Viele Texte, Bilder und Töne sind verschwunden. Es ist an der Zeit zumindest einige von ihnen wieder sichtbar / lesbar zu machen. Auf dieser 'Seite' soll (im Laufe der Zeit) eine Anthologie erscheinen, die mehr oder vor allem weniger bekannte Literatur zugänglich macht, die dem (subjektiven) Interesse des Herausgebers entspricht und frei vom Geist der Zeit ist. (Deshalb, daher, aus diesem Grunde) ist es nur folgerichtig / nachvollziehbar, dass die Texte (zum überwiegenden Teil) Texte der zweiten Hälfte des 18. Jahrhunderts sind.

Jedoch: Bevor man liest sollte man wissen wie man liest.
Eine Anregung bietet die Anekdote:
 
Wie man ließt
von Christoph Martin Wieland.
A., B. und C. (schwören es zusammen) : Müde vom Durchwandern öder Letternwüsten, voll leerer Hirngeburten, in anmaaßendsten Wortnebeln ; überdrüssig ästhetischer Süßler wie grammatischer Wässerer ; entschloß ich mich : Alles, was je schrieb, in Liebe und Haß, als immerfort mitlebend zu behandeln ! ---
20. 9. 1958 - Darmstadt i. d. Barbarei
Arno Schmidt
Wie komme ich zu der Annahme, daß meine Meinung {In der deutschen Literatur von 1750-1800 kristallisiert sich ein immer noch nicht genügend beachteter Neuanfang und deshalb ist es notwendig wichtige Texte dieser Zeit erneut vorzustellen} so wichtig ist, daß sie andere interessieren könnet?

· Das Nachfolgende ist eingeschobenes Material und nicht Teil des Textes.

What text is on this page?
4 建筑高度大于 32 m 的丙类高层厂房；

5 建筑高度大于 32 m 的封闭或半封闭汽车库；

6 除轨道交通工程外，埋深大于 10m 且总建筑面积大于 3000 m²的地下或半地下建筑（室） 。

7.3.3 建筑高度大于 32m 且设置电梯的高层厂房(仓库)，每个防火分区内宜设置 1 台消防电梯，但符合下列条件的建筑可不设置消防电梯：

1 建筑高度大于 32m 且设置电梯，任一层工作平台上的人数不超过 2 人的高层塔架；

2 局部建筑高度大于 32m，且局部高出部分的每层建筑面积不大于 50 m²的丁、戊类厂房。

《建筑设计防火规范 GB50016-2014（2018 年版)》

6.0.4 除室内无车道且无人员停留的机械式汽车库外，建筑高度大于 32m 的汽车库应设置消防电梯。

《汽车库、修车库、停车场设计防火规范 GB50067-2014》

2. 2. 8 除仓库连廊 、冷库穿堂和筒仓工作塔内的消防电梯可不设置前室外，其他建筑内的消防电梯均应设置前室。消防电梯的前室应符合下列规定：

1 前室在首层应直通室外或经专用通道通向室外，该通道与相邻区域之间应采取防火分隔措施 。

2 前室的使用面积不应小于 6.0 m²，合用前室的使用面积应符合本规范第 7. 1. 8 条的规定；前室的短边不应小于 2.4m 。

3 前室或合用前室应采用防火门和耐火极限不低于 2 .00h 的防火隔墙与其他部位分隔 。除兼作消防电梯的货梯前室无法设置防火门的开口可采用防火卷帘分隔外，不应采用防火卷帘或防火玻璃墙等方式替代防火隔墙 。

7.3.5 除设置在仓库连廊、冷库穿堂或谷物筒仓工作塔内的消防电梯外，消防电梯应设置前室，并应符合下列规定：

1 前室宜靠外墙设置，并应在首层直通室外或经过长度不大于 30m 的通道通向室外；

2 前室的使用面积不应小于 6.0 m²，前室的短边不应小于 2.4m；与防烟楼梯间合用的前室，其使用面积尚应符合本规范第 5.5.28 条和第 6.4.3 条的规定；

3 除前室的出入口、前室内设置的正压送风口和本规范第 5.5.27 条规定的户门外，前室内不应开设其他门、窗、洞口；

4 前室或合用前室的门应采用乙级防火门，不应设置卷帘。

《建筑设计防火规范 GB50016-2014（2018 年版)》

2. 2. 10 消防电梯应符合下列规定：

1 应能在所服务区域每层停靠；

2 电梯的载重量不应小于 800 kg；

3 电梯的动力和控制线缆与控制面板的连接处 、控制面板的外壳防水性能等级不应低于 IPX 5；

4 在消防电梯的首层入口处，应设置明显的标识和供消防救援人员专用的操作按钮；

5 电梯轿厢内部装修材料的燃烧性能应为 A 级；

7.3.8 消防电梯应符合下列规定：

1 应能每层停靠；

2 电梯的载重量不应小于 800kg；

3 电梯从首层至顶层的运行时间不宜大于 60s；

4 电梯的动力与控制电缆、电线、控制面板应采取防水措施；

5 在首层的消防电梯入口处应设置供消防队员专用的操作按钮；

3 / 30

Die Lässigkeit des Schreibens und Druckens war ein angenehmer Zug des 18. Jahrhunderts, welches die Genauigkeit der Sätze nicht mit ihrer pedantischen Niederschrift und Übertragung in den Satz verwechselte. Es wußte, beneidenswerter Weise, selbst eine Unterscheidung wie die zwischen das und daß als unerheblich zu betrachten, die uns heute eine Störung der Lektüre zu vermeiden scheint, und darum sie zu treffen, aus zwar erfindlichen, aber keineswegs über jeden Tadel erhabenen Ordnungsgründen, automatisch angebracht. Auch zwischen sie und Sie, Personalpronomen und Anrede, haben die Autoren und die Setzer so geflissentlich nicht unterschieden, wie es uns heute dienlich dünkt wenigstens dort, wo wir disponiert sind, das Fehlen der Differenzierung als verwirrend zu empfinden, und uns so dazu bewogen fühlen, es zumindest je nachdem zu halten, sie uns hin und wieder herzustellen. Aber wozu, zum Beispiel, sollte es vonnöten sein, den kapitalen Umlaut der Fraktur in der Antiqua nachzumalen - wie weithin üblich, und schon so etwas wie das Markenzeichen der Beflissenheit. Was schließlich die als unzweifelhafte verstandenen Versehen betrifft, die zu identifizieren so einfach gar nicht ist, wie da manche meinen, die da unter Umständen auch an bloßen Unbotmäßigkeiten und solchen Fehlschreibungen sich stoßen, deren vorschnelle Tilung den Wortlaut womöglich um ihm spielerisch oder von höherer Hand eingeschriebene Reize bringt, so haben wir uns auf die Korrektur derjenigen beschränkt, denen wir nichts abgewinnen konnten, zum Beispiel Hochzeitsmal nicht in Hochzeitsmahl, oder Stadthalter in Statthalter, aber dann doch Ärme in Arme geändert - in der Gewißheit, damit keine Entscheidungen getroffen zu haben, die den zur Verfügung gestellten Text zu einem zweiten, einem von dem des Autors verschiedenen machen.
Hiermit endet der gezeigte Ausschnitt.